How many parameters (intercept and slopes) are returned by the model? Which slopes are not significant at the 5% level? (2 pts)
From the summary output, we see that there are 12 parameters (1 intercept and 11 slopes). The p-values for densityhigh
, densityiso
and densitylow
are greater than 5% and so they are not significant at the 5% level. This means that the probability of a mass being malignant is insensitive to whether the mass density being high, iso or low, keeping all the other variables fixed.
Suppose we decide that a mass is malignant if the predicted probability from the logistic regression model above is greater than 0.5.
Calculate the percentage of wrong predictions of this model (3 pts)
The predicted probability of each case is stored in the vector logit.model$fitted.values
. We create a variable pred
to store the prediction of this model for each case by setting pred
=1 (malignant) if the predicted probability is greater than 0.5 and pred
=0 (benign) if the probability is equal to or less than 0.5. This can be done by the following one-line command:
pred <- as.integer(logit.model$fitted.values > 0.5)

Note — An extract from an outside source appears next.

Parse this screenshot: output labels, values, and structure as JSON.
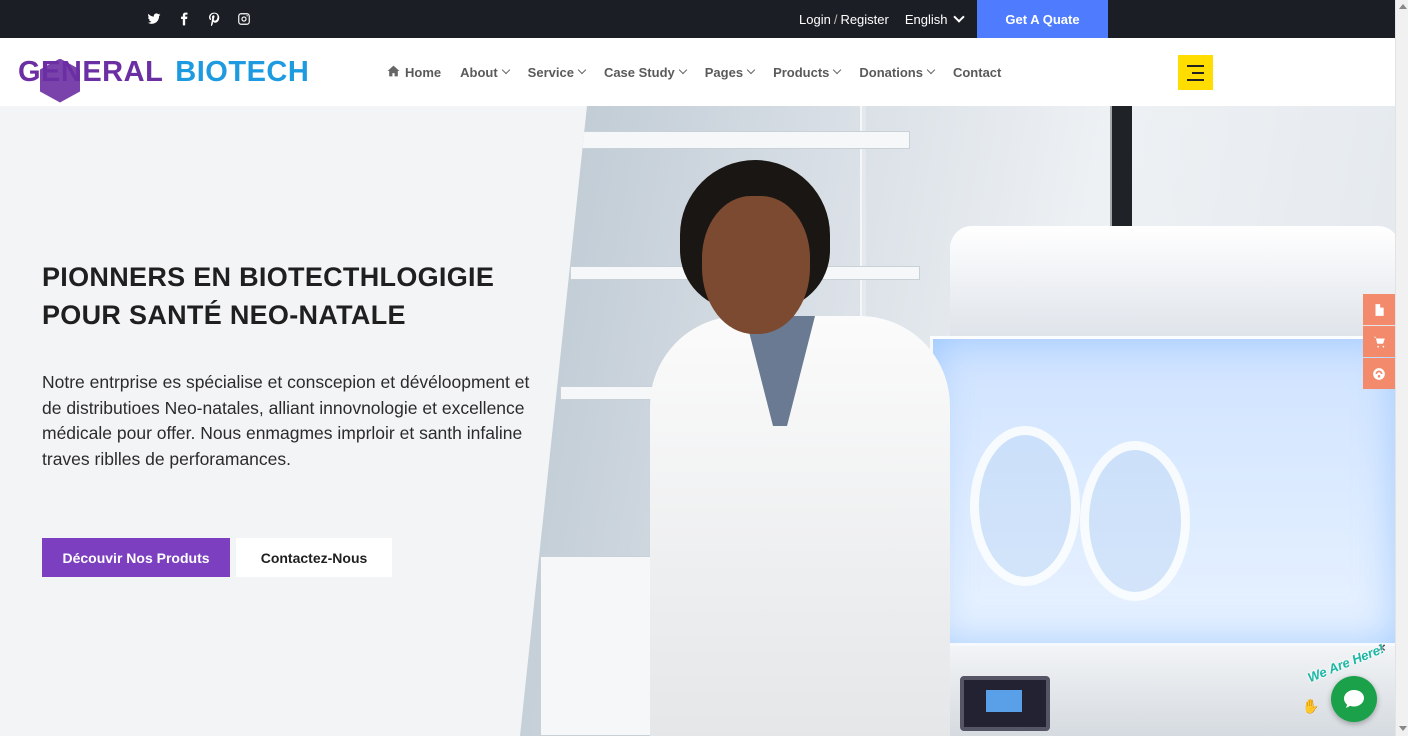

The percentage of wrong prediction, the misclassification rate, can be calculated by
(p_misclassify <- mean(pred != mammo$severity))
[1] 0.1845597
So the percentage of wrong predictions is 18.5%.
Calculate the probability of Type I and Type II error. (4 pts)
Probability of Type I error is the percentage of benign masses misclassified as malignant, which can be calculated by the following command.
(p1 <- mean(pred[mammo$severity==0]))
[1] 0.2177986
You can also get the same answer by a somewhat obscure command mean(pred[!mammo$severity])
.
Probability of Type II error is the percentage of malignant masses misclassified as benign, which can be calculated by the following command
(p2 <- mean(pred[mammo$severity==1]==0))
[1] 0.1492537
or a somewhat obscure command mean(!pred[mammo$severity==1])
.
So the probabilities of Type I and Type II errors are 0.218 and 0.149, respectively.
You can also construct a confusion matrix to calculate the errors:
(cm <- with(mammo, table(pred,severity)))
severity
pred 0 1
0 334 60
1 93 342
n <- nrow(mammo)
The prediction error is the percentage of wrong preditions = (60 + 93)/total number = (60 + 93)/829 = 0.1845597.
P(Type I error) = 93/(334 + 93) = 0.2177986.
P(Type II error) = 60/(60 + 342) = 0.1492537.
Suppose doctors decide that it is more important to make sure that a breast cancer be detected, so they would want to reduce the Type II error. This can be achieved by setting a lower threshold value for the classification of malignant masses. Instead of 0.5, suppose now we classify a mass to be malignant if the predicted probability from the logistic regression model above is greater than 0.3. Calculate the probability of Type I and Type II error in this case.
The new prediction and probabilities can be calculated using these commands:
pred_new <- as.integer(logit.model$fitted.values > 0.3)
(p1_new <- mean(pred_new[mammo$severity==0]))
[1] 0.3161593
(p2_new <- mean(pred_new[mammo$severity==1]==0))
[1] 0.09701493
The probability of Type I error increases to 0.316 but the probability of Type II error decreases to 0.097.
You should see from your calculation that we can decrease the Type II error rate in the expense of increasing the Type I error rate for a fixed detection system. This is the tradeoff between the Type I/Type II error described in Chapter 1 of your Stat 200 notes. Thus, a better approach is to construct a better detection system to reduce both type of errors. In our example here, we need to build a model better than the logistic regression model considered in this exercise. However, a sophisticated model usually involves many parameters and the model is prone to overfitting — it gives accurate prediction on the data the model is constructed but doesn’t perform very well on new data. A commonly used strategy to prevent overfitting is to split the data randomly into two sets, called the traning set and the test set (or the held-out data). Models are constructed using the training set and then the accuracy is evaluated by applying the models to predict responses for the data on the test set.